ART | EXPO

Jules, Victorine, La Fornarina et Le Psychologue

19 Nov - 07 Jan 2012
Vernissage le 19 Nov 2011

Alun Williams réinvente à sa manière la peinture d'histoire: il associe des portraits de personnages tirés de l'histoire de la peinture et des traces accidentelles trouvées dans la rue. Cette exposition présente trois nouveaux ensembles de peintures: Jules et Victorine, Les Trois Grâces et Six Fornarinas.

Alun Williams
Jules, Victorine, La Fornarina et Le Psychologue

Un monde dans une coquille de noix
L’oeuvre d’Alun Williams réinvente à sa manière la peinture d’histoire. Il n’est pas question bien sûr de revenir comme aux XVIIIe ou XIXe siècles à de grandes fresques qui magnifient les aventures de tel prince, roi, pape ou empereur. Exit Paul Delaroche, Hippolyte Flandrin ou David. Ici l’histoire est abordée au travers de ces formes-personnages qui, au-delà de la recherche initiale et hasardeuse (dans la rue du même nom ou dans le lieu de vie du défunt), nécessitent de véritables investigations sur leurs caractéristiques propres, leurs anecdotes de vie, leurs «profils».

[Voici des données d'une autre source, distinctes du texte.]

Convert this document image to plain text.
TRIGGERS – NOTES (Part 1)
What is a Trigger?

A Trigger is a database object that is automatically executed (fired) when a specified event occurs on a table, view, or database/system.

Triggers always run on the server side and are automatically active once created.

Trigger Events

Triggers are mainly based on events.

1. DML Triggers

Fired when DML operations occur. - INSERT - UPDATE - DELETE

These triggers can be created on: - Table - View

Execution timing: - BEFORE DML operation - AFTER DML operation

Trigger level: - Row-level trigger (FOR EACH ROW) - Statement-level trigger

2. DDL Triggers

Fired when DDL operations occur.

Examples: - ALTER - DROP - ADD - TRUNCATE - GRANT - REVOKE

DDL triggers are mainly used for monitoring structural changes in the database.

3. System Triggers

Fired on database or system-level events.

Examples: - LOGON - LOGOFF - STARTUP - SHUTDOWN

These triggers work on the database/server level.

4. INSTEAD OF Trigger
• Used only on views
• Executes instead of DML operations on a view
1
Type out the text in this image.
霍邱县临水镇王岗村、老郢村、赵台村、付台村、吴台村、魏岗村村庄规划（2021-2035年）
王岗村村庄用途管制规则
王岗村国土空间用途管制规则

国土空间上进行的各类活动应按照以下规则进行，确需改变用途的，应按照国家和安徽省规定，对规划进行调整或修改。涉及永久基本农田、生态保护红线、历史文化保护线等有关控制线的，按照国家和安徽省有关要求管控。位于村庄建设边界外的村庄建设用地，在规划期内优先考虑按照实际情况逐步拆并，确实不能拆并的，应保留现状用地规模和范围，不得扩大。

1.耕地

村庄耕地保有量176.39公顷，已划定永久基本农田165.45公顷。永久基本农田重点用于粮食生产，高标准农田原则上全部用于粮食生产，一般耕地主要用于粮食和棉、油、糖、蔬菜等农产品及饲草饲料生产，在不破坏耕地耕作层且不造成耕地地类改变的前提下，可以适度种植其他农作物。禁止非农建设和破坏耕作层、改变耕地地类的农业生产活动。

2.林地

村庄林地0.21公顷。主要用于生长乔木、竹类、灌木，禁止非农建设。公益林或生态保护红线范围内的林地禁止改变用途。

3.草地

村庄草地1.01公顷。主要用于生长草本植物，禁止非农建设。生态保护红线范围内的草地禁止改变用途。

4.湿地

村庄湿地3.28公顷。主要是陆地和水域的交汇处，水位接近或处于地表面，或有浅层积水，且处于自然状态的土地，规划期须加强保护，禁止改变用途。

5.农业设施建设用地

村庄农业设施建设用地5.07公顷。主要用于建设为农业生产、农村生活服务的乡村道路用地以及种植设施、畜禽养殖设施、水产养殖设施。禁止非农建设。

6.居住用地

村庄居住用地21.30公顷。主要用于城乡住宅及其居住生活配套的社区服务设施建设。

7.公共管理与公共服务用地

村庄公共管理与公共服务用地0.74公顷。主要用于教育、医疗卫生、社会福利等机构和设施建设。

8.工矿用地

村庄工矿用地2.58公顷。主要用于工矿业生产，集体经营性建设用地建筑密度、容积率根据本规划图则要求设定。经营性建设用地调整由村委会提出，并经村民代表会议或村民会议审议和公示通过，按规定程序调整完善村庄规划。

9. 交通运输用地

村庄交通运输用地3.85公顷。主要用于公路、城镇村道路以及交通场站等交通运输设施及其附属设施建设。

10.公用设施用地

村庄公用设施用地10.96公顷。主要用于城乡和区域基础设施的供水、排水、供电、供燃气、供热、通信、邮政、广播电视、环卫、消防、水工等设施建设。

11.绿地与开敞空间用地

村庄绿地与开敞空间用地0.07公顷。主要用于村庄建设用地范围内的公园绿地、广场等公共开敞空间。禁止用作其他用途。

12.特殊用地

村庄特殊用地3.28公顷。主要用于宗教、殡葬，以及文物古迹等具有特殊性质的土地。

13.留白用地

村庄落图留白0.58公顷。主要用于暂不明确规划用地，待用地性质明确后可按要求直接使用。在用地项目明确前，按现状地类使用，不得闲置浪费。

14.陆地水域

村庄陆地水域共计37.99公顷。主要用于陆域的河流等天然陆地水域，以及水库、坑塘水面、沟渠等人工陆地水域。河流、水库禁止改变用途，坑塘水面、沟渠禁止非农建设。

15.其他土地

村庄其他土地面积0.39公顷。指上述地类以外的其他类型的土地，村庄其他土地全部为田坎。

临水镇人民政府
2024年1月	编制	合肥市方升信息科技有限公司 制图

Tous les personnages sont choisis en fonction de leur vie imaginative ou riche d’inventions au sens propre comme au sens figuré. Ce n’est pas pour rien que l’on retrouve Jules Verne, Edgar Poe ou Antonio Meucci (inventeurs de fantasmes scientifiques ou psychiques bien divers), mais aussi Julie Bêcheur, Hester Leisler-Rynders, Giuseppe Garibaldi ou John Adams (personnalités politiques et révolutionnaires aux vies multiples), Joseph Gaultier (héros éclairé de son temps), tout comme Victorine Meurent (modèle de Manet). On croise ainsi de multiples facettes d’existences. L’histoire n’est donc pas traitée comme une héroïque (et valorisante) composition, mais comme un puzzle dans lequel des personnages peuvent se croiser (au gré de leurs aventures réelles ou imaginées par l’artiste), comme croiser d’autres héros représentés sous leurs traits ressemblants ou sous leurs caractères sublimés.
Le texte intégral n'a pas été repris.